Backup – masters file:

hadoop01

  1. Put HDFS -site. XML and core-site. XML of Hadoop in hbase conf

    Cp/home/hadoop/hadoop - 2.7.6 / etc/hadoop/core - site. XML.

    Cp/home/hadoop/hadoop - 2.7.6 / etc/hadoop/HDFS - site. The XML.

  2. Send the hbase installation package to other nodes

    SCP - r hbase - 1.2.6 hadoop01: $PWD

    SCP - r hbase - 1.2.6 hadoop02: $PWD

    SCP - r hbase - 1.2.6 hadoop03: $PWD

    SCP - r hbase - 1.2.6 hadoop04: $PWD

  3. Start the

    start-hbase.sh

The system test

Run the JPS command on all four machines to see if the relevant processes are started.

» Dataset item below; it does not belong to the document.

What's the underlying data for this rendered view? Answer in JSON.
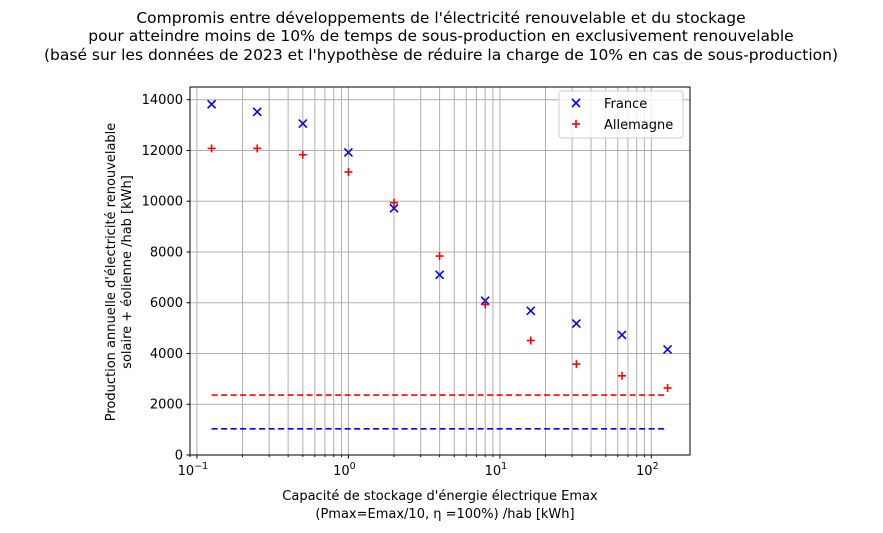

Checking the ZooKeeper status

Run the zkserver. sh status command on the four servers to check the ZooKeeper status.

Hadoop HA show

HDFS startup process:

YARN startup process:

View rack perception status:

Web page view:

HBase HA show

HBase startup process:

Web page view:

HBase underlying storage information:

According to the requirements of the system, the architecture is designed to determine the architecture of one master and more slave. Then, according to the choice of the system environment and version compatibility, the version of the installation package in the final system is determined. Then, cluster planning is carried out on only four servers to make the load balance of each node as far as possible.